D. Juan escuchaba estupefacto y eran muy diversas sus impresiones.
—He aquí realizado mi sueño; encontré el medio de dominar á ese hombre; ese amor será nuestro instrumento. Continúa.
—Se ha visto despreciado, humillado en una noche, en que, ciego por su hermosura, se atrevió á faltar á la noble joven, y desde entonces juega hasta haberse arruinado, pues siguiendo vuestras órdenes le adelanté fuertes sumas y recorrí con él todos los garitos.
—manera,-dijo con voz opaca D. Juan,-que está en nuestro poder?
—Completamente. Me confesó ayer que no posee nada aquí, que ha empeñado ya algunas propiedades que tiene en México y que no podía pagar la deuda que tiene conmigo.
—¡Ah, por fin! ¿y no te ha contado nada más?
—Sí; su corazón es un abismo. Hay en él dos mujeres que se disputan el dominio, pero bajo distinta forma.
—¿Cómo?
—Es un misterio no aclarado todavía. Vos causáis en él una impresión que no me explico: le asombráis: se aterra con el recuerdo de haberos visto en sueños y entonces sus ojos se dilatan, sus duras facciones toman cruel expresión y brotan de sus labios gritos y palabras rencorosas que demuestran que en su pecho se agitan con violencia terribles recuerdos.
—¿Pero no me habláis de otra, mujer?
—Entonces en el parasismo de su odio se refiere á una pasión salvaje, y también no desea ya á esa mujer, no, pero quiere verla á sus plantas suplicante y humillada...
—¡Oh, el infame, el miserable! no lo conseguirá. ¿Rafaela ha logrado despertar en Luisa, en ese ángel de candor, el natural deseo de expansión que siente todo corazón juvenil?-añadió siguiendo la corriente de las ideas que en desordenado tropel invadían su cerebro.
—Sí; ¡pobre niña! se cree muy dichosa por haber encontrado una alma hermana de la suya, y os confieso que mi adorable Rafaela la ama porque admira en ella celestiales dotes; es buena y generosa: es sencilla y á la vez está dotada de grandeza en sus ideas y sentimientos. Cuenta que no conoció á su padre hasta hace pocos años, porque débil y enfermiza pasó la niñez en el campo, y sólo con frecuencia veía á su madre, que era muy rica, muy joven y muy hermosa; pero ese recuerdo la entristece y agobia; aquella mujer que tanto la amaba murió y D. Cristóbal fue á buscarla y la condujo á una hacienda; allí ha pasado un año hasta que salieron para España.
—¡Es extraño! Jamás llegué á saber que ese hombre tuviera esposa, ¿y quiere á su hija?
—No sé qué responderos. La dulzura de la niña le domina, pero he advertido que á veces su mirada se clava en ella con equívoca expresión: en su fondo hay algo tenebroso: otras se complace en atormentarla, en excitar su sensibilidad exquisita, hasta que el llanto desborda, y la pobre niña se ve presa de convulsiones terribles que poco á poco minan su frágil naturaleza.
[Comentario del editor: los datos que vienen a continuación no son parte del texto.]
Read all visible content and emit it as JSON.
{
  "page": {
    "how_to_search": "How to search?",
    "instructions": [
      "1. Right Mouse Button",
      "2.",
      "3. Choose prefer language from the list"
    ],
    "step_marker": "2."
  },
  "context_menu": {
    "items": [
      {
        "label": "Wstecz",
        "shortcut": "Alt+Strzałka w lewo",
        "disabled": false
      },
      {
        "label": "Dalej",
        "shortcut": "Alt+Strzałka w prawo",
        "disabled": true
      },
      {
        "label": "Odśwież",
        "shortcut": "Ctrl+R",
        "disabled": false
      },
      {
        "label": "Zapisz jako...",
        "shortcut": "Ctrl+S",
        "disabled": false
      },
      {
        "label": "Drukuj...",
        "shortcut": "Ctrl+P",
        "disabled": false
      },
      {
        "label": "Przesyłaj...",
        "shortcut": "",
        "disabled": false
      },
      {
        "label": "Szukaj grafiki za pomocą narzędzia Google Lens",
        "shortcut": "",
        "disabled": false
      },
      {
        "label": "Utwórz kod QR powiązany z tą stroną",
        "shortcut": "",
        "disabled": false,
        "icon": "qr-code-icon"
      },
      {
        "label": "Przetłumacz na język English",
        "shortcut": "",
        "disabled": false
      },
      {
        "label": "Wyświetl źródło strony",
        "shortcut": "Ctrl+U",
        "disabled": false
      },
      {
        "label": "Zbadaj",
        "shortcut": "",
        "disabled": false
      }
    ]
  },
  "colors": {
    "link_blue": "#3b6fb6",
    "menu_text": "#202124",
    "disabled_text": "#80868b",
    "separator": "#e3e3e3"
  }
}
—¡Monstruo! ¿y no habéis hablado con él de su hija?
—Con frecuencia, pero todo es singular, cuando pasan esas crisis, la toma en sus brazos, la besa con delirio; acaricia la espesísima madeja de sus cabellos y busca sus ojos con afán de enamorado.
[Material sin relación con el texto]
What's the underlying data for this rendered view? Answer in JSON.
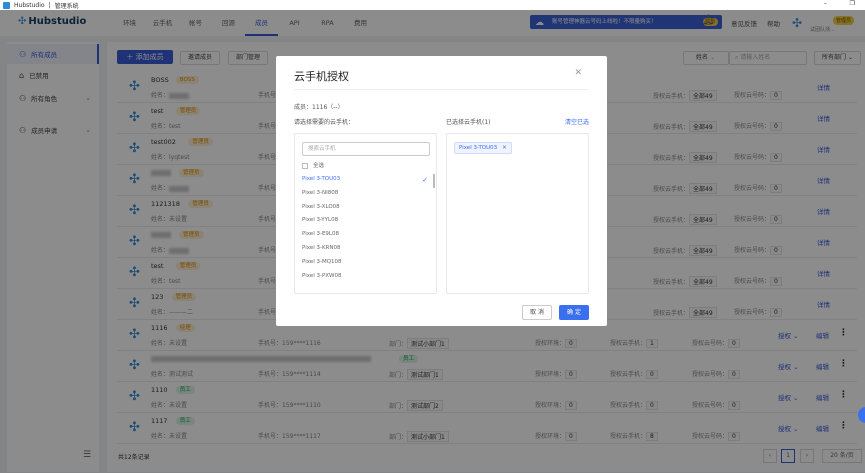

—Me confundo y no acierto á explicar esa conducta. —Un día, exclamó devorándola con la vista, «no tienes la belleza de tu madre, tanto mejor.»
D. Juan reflexionó un momento y dijo:
—El encuentro de esta mañana le habrá aterrado: aprovechad. Exigidle el pago de la deuda pretextando inesperada bancarrota: excitad su deseo de volver á México... no vaciléis en nada... Pienso en otra cosa. Necesito hablar con Galindo y antes de la tarde os daré mis instrucciones.